Arthur St. Claire’s face wore a grave, troubled look as he listened, for he remembered a time, years before, when he, too, had been interested in the lunatic asylum at Worcester, where a beautiful young girl, his wife, had been confined. She was dead now, and the Florida roses were growing over her grave, but there were many sad, regretful memories connected with her short life, and not the least sad of these were those connected with the asylum.
’If it were to do over again I would not put her there, unless she became dangerous,’ he had often said to himself, and he said much the same thing to Frank Tracy with regard to his brother.
’Keep him at home, if possible. Do not place him with a lot of lunatics if you can help it. No proof he is crazy because he smells everything. My wife does the same. Her nose is over the registers half the time in winter to see if any gas is escaping from the furnace. And as to this Gretchen, it is possible there was some woman with him on the ship, or in New York, and he may be a little muddled there. You can inquire at the hotel where he stopped.’
This was Mr. St. Claire’s advice, and Frank acted upon it, and took immediate steps to ascertain if there had been a lady in company with his brother at the Brevoort House, where he had stopped, or if there had been any one in his company on the ship, which was still lying in the dock at New York. But there no one had been with him. Arthur Tracy alone was registered among the list of passengers, and only Arthur Tracy was on the books at the hotel. He had come alone, and been alone on the sea and at the hotel.

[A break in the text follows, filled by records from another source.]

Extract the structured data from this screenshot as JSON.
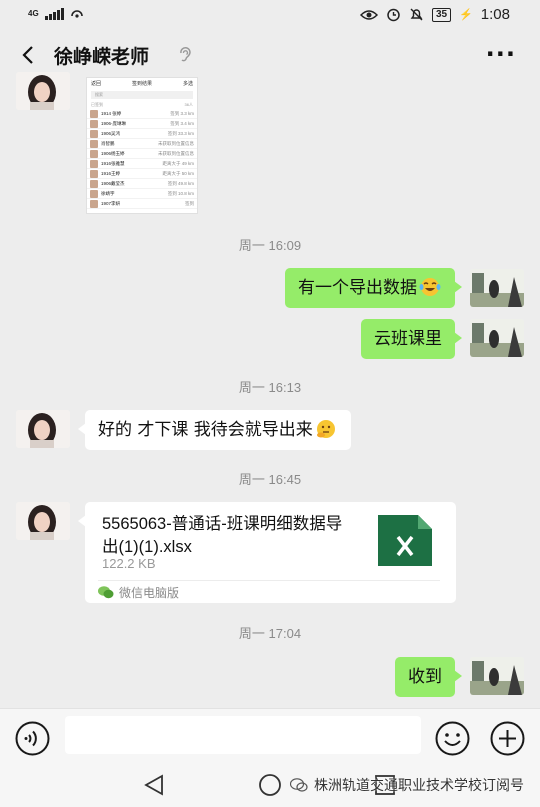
{
  "status_bar": {
    "network": "4G",
    "battery": "35",
    "time": "1:08"
  },
  "header": {
    "title": "徐峥嵘老师",
    "more_label": "···"
  },
  "shared_screenshot": {
    "tabs": [
      "返回",
      "签到结果",
      "多选"
    ],
    "search_placeholder": "搜索",
    "list_header": "已签到",
    "list_count": "36人",
    "rows": [
      {
        "name": "1914 张婷",
        "status": "签到 3.3 km"
      },
      {
        "name": "1906-庞琳琳",
        "status": "签到 3.4 km"
      },
      {
        "name": "1906吴鸿",
        "status": "签到 33.3 km"
      },
      {
        "name": "肖智鹏",
        "status": "未获取到位置信息"
      },
      {
        "name": "1906杨玉婷",
        "status": "未获取到位置信息"
      },
      {
        "name": "1916张雅慧",
        "status": "距离大于 49 km"
      },
      {
        "name": "1916王婷",
        "status": "距离大于 50 km"
      },
      {
        "name": "1906戴莹杰",
        "status": "签到 49.8 km"
      },
      {
        "name": "徐靖宇",
        "status": "签到 10.8 km"
      },
      {
        "name": "1907李妍",
        "status": "签到"
      }
    ]
  },
  "messages": {
    "ts1": "周一 16:09",
    "msg1": "有一个导出数据",
    "msg2": "云班课里",
    "ts2": "周一 16:13",
    "msg3": "好的 才下课 我待会就导出来",
    "ts3": "周一 16:45",
    "file_name": "5565063-普通话-班课明细数据导出(1)(1).xlsx",
    "file_size": "122.2 KB",
    "file_source": "微信电脑版",
    "ts4": "周一 17:04",
    "msg4": "收到"
  },
  "input": {
    "placeholder": ""
  },
  "watermark": "株洲轨道交通职业技术学校订阅号",
  "colors": {
    "chat_background": "#ededed",
    "sent_bubble": "#95ec69",
    "received_bubble": "#ffffff",
    "excel_green": "#1d7044"
  },
  "icons": [
    "back-arrow-icon",
    "ear-icon",
    "voice-icon",
    "emoji-icon",
    "plus-icon",
    "excel-file-icon",
    "wechat-icon",
    "nav-back-icon",
    "nav-home-icon",
    "nav-recents-icon"
  ]
}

Gretchen was a myth, or at least a mystery, though he still persisted that she would arrive with every train from Boston; and for nearly a week they humored him, and the carriage went to meet her, until at last there seemed to dawn upon his mind the possibility of a mistake, and when the carriage had made its twentieth trip for nothing, and Mr. St. Claire, who was standing by him on the platform when the train came up and brought no Gretchen, said to him:
‘She did not come.’
‘I am afraid she will never come,’ he answered, sadly. ’No, she will never come. There has been some mistake. She will never come. Poor little Gretchen!’ Then, after a moment he added, but there is a Gretchen, and I wrote to her to join me in Liverpool, and I thought she did and was with me on the ship and in the train, but sometimes, when my head is so hot, I get things mixed, and am not sure but—’ and he looked wistfully in his companion’s face, while his voice trembled a little. ’Don’t let them shut me up; I have a suspicion that they will try it, but it will do no good. I was in an asylum nearly three years near Vienna; went of my own accord, because of that heat in my head.’